Mendapatkan informasi yang akurat tentang lingkungan dapat memberdayakan masyarakat dan membantu mereka merasa siap dan tangguh jika terjadi krisis. Mengandalkan informasi yang tidak akurat atau kekurangan informasi dapat mempersulit pemahaman dan proses masalah abstrak seperti perubahan iklim. Oleh karena itu, seseorang dapat menemukan kelegaan dalam mendidik diri mereka sendiri tentang masalah lingkungan dengan menggunakan informasi yang dapat dipercaya.
- Meningkatkan kepercayaan diri.
Orang yang yakin akan kemampuannya untuk mengatasi stres dan trauma dapat menangani rasa cemas lebih baik daripada orang yang kurang percaya diri. Sebagai contoh, keyakinan seseorang terhadap ketahanan mentalnya sendiri dapat mengurangi risiko depresi dan PTSD setelah bencana alam.
- Membina hubungan yang kuat dengan alam.
Menghabiskan lebih banyak waktu di luar ruangan atau alam dapat membantu mengurangi kecemasan lingkungan akibat adanya dorongan hubungan yang positif antara diri dengan alam. Beberapa orang bahkan merekomendasikan untuk menyimpan batu, ranting, bunga kering, atau benda alami lainnya yang dapat mereka lihat dan sentuh saat merasa kewalahan.
Penulis: Ida Ayu Putu Wiena Vedasari
Editor: Xena Olivia
Foto: pexels.com
Sumber: medicalnewstoday.com, time.com, healthline.com
좋은 글입니다. 저는 매일 우연히 발견하는 블로그에서 새롭고 도전적인 것을 배웁니다. 다른 작가의 콘텐츠를 읽고 다른 사이트의 무언가를 사용하는 것은 항상 유용합니다.
당신의 작업은 매우 훌륭하고 저는 당신에게 감사하며 더 많은 정보적인 게시물을 기대합니다. 우리에게 훌륭한 정보를 공유해 주셔서 감사합니다.

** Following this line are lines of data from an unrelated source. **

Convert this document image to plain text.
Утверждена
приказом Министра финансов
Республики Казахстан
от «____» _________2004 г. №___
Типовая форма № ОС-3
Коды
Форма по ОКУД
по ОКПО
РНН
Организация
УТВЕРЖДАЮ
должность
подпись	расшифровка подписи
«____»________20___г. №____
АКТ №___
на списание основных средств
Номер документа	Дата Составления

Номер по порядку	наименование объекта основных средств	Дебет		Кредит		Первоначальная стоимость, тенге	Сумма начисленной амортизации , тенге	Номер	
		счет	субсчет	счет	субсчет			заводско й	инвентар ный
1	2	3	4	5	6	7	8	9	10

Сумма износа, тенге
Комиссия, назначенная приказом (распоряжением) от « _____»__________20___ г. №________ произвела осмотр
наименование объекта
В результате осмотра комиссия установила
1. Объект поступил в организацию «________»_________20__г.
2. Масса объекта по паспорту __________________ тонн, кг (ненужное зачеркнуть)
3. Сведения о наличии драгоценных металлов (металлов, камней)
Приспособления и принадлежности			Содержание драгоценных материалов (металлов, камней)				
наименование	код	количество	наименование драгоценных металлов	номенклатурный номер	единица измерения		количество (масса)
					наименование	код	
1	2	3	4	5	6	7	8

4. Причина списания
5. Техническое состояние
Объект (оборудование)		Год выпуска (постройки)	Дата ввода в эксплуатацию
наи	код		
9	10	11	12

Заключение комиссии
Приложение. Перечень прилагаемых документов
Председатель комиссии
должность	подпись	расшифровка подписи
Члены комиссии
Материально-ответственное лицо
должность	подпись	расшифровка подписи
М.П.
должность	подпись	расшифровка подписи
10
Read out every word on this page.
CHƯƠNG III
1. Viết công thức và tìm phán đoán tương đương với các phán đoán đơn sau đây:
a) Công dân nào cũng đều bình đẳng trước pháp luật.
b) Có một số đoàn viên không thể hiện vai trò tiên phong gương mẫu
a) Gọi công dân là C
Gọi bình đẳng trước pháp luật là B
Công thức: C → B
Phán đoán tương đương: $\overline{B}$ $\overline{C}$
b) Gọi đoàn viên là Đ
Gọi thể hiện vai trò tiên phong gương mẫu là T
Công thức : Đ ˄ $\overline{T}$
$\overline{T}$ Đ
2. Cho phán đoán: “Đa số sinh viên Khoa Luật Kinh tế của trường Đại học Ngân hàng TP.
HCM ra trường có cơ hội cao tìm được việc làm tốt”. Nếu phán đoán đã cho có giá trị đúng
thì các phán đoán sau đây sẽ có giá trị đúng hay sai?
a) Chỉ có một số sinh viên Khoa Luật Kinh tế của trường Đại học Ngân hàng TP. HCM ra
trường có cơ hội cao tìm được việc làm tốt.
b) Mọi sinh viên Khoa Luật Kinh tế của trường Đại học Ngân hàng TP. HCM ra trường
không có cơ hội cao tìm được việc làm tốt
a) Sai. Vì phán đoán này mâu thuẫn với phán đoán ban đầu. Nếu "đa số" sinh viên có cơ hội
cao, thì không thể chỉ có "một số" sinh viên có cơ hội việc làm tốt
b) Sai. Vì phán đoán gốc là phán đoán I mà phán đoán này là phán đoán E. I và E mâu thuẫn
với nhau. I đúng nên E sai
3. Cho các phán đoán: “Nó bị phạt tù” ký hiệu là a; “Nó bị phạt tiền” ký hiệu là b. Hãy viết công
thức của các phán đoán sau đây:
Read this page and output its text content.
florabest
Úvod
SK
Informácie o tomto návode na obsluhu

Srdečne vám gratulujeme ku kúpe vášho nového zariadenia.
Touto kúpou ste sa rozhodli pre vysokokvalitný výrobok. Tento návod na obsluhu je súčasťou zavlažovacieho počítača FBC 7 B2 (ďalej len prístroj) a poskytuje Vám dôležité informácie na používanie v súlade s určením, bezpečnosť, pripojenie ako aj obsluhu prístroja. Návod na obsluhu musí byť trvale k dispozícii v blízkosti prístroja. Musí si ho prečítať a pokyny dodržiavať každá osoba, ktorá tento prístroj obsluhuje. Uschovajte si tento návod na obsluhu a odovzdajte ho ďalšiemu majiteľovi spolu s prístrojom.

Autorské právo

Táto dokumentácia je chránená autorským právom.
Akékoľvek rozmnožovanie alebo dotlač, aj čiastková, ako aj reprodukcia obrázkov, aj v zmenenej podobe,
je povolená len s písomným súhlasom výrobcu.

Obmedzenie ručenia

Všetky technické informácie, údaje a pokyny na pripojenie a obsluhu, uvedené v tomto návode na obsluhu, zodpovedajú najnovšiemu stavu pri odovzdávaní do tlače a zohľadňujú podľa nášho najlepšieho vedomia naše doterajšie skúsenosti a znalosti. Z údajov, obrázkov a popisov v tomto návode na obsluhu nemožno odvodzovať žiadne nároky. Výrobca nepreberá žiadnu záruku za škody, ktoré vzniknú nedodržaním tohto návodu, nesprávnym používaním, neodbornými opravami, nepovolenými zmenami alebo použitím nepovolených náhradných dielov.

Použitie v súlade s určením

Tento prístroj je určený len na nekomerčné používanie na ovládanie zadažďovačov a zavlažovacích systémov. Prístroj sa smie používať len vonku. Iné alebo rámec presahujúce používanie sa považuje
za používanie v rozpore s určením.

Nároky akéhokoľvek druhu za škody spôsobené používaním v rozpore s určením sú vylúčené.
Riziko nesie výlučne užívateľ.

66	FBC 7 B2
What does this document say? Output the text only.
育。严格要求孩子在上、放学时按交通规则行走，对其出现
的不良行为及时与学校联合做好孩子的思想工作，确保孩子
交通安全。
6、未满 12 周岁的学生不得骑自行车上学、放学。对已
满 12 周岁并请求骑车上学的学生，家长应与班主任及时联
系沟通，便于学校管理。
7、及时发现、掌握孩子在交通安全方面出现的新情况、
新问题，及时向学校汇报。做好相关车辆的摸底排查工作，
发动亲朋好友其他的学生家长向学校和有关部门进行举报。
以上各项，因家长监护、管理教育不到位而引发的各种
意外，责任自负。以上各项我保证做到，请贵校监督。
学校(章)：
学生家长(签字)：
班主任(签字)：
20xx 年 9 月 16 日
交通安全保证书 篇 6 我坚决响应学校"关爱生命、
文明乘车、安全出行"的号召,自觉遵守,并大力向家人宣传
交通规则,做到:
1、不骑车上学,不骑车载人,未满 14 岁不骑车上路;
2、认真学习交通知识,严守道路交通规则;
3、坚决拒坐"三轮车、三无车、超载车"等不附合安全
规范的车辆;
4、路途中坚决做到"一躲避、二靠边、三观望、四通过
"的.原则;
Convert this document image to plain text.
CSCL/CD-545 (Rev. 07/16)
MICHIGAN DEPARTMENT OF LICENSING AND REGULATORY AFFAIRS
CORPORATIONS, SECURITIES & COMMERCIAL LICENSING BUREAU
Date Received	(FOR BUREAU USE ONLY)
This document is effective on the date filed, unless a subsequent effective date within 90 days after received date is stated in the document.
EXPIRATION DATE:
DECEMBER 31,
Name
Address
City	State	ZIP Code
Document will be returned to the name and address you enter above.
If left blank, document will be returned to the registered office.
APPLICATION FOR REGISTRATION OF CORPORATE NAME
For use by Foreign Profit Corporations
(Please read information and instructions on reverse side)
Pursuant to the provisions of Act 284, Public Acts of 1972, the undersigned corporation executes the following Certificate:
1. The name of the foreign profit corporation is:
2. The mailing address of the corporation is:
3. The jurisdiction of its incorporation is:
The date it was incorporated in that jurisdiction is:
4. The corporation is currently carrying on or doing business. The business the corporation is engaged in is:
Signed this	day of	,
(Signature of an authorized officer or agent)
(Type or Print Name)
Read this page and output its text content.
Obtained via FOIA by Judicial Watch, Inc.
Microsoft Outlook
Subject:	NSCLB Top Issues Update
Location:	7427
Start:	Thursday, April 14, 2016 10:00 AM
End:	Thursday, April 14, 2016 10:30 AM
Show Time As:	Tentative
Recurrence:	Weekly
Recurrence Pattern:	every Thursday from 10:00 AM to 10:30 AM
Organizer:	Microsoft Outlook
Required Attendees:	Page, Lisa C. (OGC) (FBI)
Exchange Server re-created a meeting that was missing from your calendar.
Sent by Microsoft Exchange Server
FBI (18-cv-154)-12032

이건 정말 훌륭한 자료인데, 무료로 제공하시다니. 양질의 자료를 무료로 제공하는 것의 가치를 이해하는 블로그를 보는 게 좋아요.
I appreciate the information shared in this article about eco-anxiety,
a growing concern among people as they worry about the future of our planet.
The fact that the American Psychological Association recognized eco-anxiety as a chronic
fear of environmental destruction in 2017 highlights
the seriousness of this issue.
It’s interesting to note that eco-anxiety is not the same as other
clinical anxiety disorders, but it can exacerbate existing mental health issues.
I agree with Caroline Hickman, a psychotherapist, who mentioned
that some people view eco-anxiety as a healthy response to the climate crisis.
However, for those living in countries most affected
by climate change, such as the Maldives, the anxiety stems from an existential threat to their land.
The article also mentions that eco-anxiety is a rare form of anxiety disorder since it is based on a real and present threat to the environment.
It’s essential to understand that this anxiety is rooted in the survival instinct and the emotional response
to finding solutions to environmental problems.
I appreciate the tips provided in the article to manage eco-anxiety,
such as taking positive action, educating oneself with reliable sources, building self-confidence, and strengthening the connection with nature.
These are valuable strategies to help manage the overwhelming feelings of anxiety and helplessness that can arise from environmental concerns.
Thank you for sharing this informative article, and I hope that more people will become aware
of eco-anxiety and learn how to manage it effectively.